Memang suatu keharusan bagi guru untuk memastikan bahwa siswa tidak tertinggal pelajaran. Salah satu indikatornya adalah kemampuan siswa dalam membaca. Kalau siswa masih kesulitan membaca, mereka akan sulit pula memami materi pelajaran.

Lalu bagaimana mengetahui siswa belum bisa atau lancar membaca? Ada beberapa cara yang dapat dilakukan.

Melakukan Asesmen Awal

Asesmen awal penting dilakukan untuk memetakan kompetensi siswa. Hal ini sebaiknya diadakan di awal kenaikan jenjang. Guru dapat menggunakan instrumen Early Grade Reading Assessment (EGRA) untuk mengetahui kompetensi membaca siswa (tonton: Melaksanakan Asesmen Membaca Adaptasi EGRA). Instrumen ini berupa lembar kertas berisi rangkaian huruf, kata, dan kalimat untuk diujikan kepada siswa. Memang butuh waktu saat melakukan asesmen individual kepada tiap siswa yang dirasa belum lancar membaca, namun hasilnya lebih akurat.
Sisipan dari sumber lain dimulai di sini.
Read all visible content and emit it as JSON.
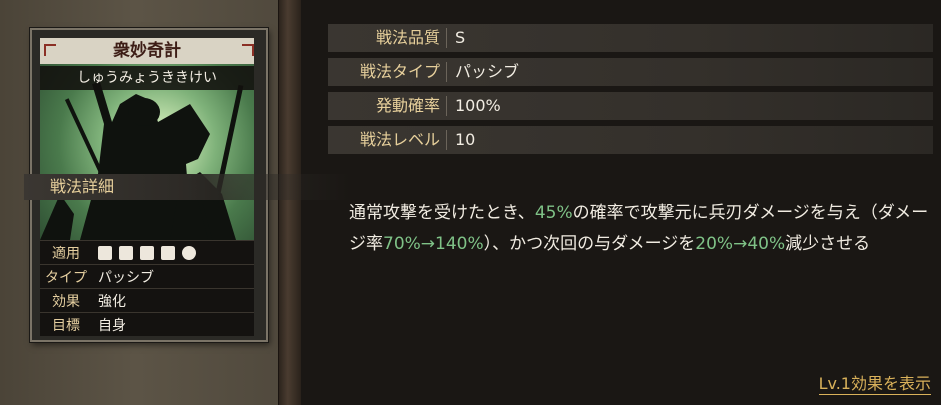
{
  "card": {
    "title": "衆妙奇計",
    "reading": "しゅうみょうききけい",
    "rows": [
      {
        "label": "適用",
        "icons": [
          "horse-icon",
          "shield-icon",
          "bow-icon",
          "spear-icon",
          "wheel-icon"
        ]
      },
      {
        "label": "タイプ",
        "value": "パッシブ"
      },
      {
        "label": "効果",
        "value": "強化"
      },
      {
        "label": "目標",
        "value": "自身"
      }
    ]
  },
  "stats": [
    {
      "key": "戦法品質",
      "value": "S"
    },
    {
      "key": "戦法タイプ",
      "value": "パッシブ"
    },
    {
      "key": "発動確率",
      "value": "100%"
    },
    {
      "key": "戦法レベル",
      "value": "10"
    }
  ],
  "detail": {
    "heading": "戦法詳細",
    "segments": [
      {
        "text": "通常攻撃を受けたとき、"
      },
      {
        "text": "45%",
        "highlight": true
      },
      {
        "text": "の確率で攻撃元に兵刃ダメージを与え（ダメージ率"
      },
      {
        "text": "70%→140%",
        "highlight": true
      },
      {
        "text": "）、かつ次回の与ダメージを"
      },
      {
        "text": "20%→40%",
        "highlight": true
      },
      {
        "text": "減少させる"
      }
    ]
  },
  "footer": {
    "link": "Lv.1効果を表示"
  },
  "colors": {
    "highlight": "#7fc287",
    "label_gold": "#e6cf9b",
    "link": "#d9b15a"
  }
}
Dalam Kegiatan Pembelajaran

Untuk mengetahui kemampuan siswa dalam membaca dapat pula dilakukan melalui kegiatan pembelajaran. Guru, misalnya, meminta siswa untuk membaca suatu teks bacaan. Siswa yang kesulitan membaca, seperti terbata-bata atau salah eja, dapat dipastikan belum lancar membaca.

Dalam Kegiatan Membaca

Kegiatan membaca yang dimaksud di antaranya adalah ketika guru melakukan membaca nyaring (read aloud) (tonton: Apa Itu Membaca Nyaring). Meskipun tujuan kegiatan ini adalah untuk kesenangan, guru dapat menyisipkan momen di mana ia minta siswa untuk membaca kata atau kalimat yang ditunjuk. Siswa yang kaget atau gelagapan lalu membaca dengan terbata-bata dipastikan belum lancar membaca.

Setelah tahu ada siswa belum lancar membaca, lalu apa yang perlu dilakukan? Setidaknya ada dua langkah yang bisa dilaksanakan.

Memberi Materi Tambahan

Maksudnya materi tentang cara membaca. Jika guru menggunakan tes EGRA, hasilnya akan segera diketahui pada titik mana kelemahan siswa dalam membaca: apakah sulit membaca/merangkai kata, sulit mengeja suku kata, atau belum hafal huruf. Guru bisa langsung memberi penguatan pada kelemahan yang dialami siswa.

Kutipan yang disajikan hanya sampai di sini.